Lieder singing is not normally associated with countertenors. Iestyn Davies is bidding to change all that. Why not? He appeared for Schubert’s Die Schöne Müllerin looking the part, in a Bohemian collarless jacket, as if ready for a ramble.
His wide range is a decided asset in this music. He also preferred the straight-line focus that we might expect in a Dowland lute-song to the relaxed tone more familiar in this music. Sometimes these two sorts of resonance appeared side by side in the same song.

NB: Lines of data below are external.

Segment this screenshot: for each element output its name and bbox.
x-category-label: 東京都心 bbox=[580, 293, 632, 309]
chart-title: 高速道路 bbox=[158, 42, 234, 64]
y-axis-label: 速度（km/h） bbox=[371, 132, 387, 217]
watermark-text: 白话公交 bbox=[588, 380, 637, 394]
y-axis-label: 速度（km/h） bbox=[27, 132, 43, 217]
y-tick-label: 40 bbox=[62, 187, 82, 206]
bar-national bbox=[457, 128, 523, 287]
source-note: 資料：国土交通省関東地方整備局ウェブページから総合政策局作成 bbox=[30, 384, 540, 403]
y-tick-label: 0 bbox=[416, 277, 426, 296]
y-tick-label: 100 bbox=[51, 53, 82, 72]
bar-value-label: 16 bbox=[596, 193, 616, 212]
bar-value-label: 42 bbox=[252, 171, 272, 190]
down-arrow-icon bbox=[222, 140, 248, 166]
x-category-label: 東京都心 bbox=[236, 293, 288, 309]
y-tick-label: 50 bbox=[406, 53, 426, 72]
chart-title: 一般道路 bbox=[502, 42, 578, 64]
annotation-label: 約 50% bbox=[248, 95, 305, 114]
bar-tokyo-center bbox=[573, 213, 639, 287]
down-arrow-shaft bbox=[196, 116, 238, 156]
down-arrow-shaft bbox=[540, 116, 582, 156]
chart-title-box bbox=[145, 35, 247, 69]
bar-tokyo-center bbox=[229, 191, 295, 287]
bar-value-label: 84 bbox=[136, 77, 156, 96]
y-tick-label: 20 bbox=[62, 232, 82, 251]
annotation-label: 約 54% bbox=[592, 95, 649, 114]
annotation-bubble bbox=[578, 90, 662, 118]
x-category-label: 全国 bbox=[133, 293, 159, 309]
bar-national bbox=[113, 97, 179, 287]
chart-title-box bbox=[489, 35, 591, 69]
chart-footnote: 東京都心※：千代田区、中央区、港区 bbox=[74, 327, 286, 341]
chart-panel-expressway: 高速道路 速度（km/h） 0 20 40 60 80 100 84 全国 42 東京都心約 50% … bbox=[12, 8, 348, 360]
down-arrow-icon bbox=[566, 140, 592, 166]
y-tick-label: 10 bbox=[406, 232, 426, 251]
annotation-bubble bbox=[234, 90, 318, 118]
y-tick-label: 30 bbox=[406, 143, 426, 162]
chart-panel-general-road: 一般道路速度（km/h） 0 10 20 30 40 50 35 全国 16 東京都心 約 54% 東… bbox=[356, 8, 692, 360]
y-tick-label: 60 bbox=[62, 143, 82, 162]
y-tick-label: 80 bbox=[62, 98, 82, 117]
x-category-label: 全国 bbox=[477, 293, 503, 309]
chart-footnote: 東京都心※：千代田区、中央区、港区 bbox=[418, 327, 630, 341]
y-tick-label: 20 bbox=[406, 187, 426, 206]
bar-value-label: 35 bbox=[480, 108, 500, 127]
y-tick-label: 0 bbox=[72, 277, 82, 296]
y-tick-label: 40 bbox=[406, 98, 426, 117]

After a vocally insistent Halt!, for example, with the piano depicting a particularly angry stream, Davies’s delivery in Thanksgiving To The Brook veered back and forth between the two. The little dramatic scena that was After Work made its successor The Inquisitive One all the more plaintive by comparison.
Three of the central songs needed to be a touch broader: Impatience, so that the refrain “Yours is my heart” might gain in importance; Mine!, with its angry instructions to nature, which were all but garbled, although composure was regained in Pause and To Accompany The Lute’s Green Ribbon, which was excessively impatient. But the huntsman galloped impressively and the jealousy and pride he provoked was properly emotional.
Davies showed his ability to turn a phrase neatly in The Beloved Colour and he made a lovely lament of Withered Flowers. The final exchanges with the brook were just right, prayerful on one side, friendly and reassuring on the other.
Both singer and pianist were quite assertive in their approach throughout, so that Schubert’s natural emphasis was not always allowed to speak for itself. But there was no denying their depth of feeling, which was impressive.
The up-and-coming singers heard by way of introduction to the three stars above all acquitted themselves admirably. Harriet Burns was a model of composure and confidence in Schubert’s settings of Ellen’s three songs from Scott’s Lady Of The Lake, D.837-9.
Her injunctions to warrior and huntsman to rest from their labours reached their target at once – no mean feat after months of lockdown – and were warm-hearted without sentimentality. The familiar Ave Maria came up fresh but prayerful, phrased smoothly and easily.
Benson Wilson opened nobly with Howells’s King David, his baritone finding a glorious legato, with only marginal loss of resonance in his sotto voce. Three songs from Finzi’s Shakespeare cycle, Let Us Garlands Bring, had an idiomatic feel, helped by excellent diction. It Was A Lover And His Lass was especially jaunty. And there were fireworks in a setting of the Maori haka, reflecting Wilson’s Polynesian roots.
After a poised account of Liszt’s Oh, Quand Je Dors, Nardus Williams returned us to Lieder with two Brahms settings. A gentleMaiden’s Song (Op 107 No 5), which appropriately speaks of isolation, was well balanced by a buoyant My Love Is Green. She revealed the power of her soprano in Wolf’s setting of Do You Know The Country?, which was notably forthright.
Leeds Lieder is to be congratulated for persevering with these recitals under extremely difficult conditions and for mounting events of such quality. Let us hope that normal service may be resumed next April. Fortune favours the brave.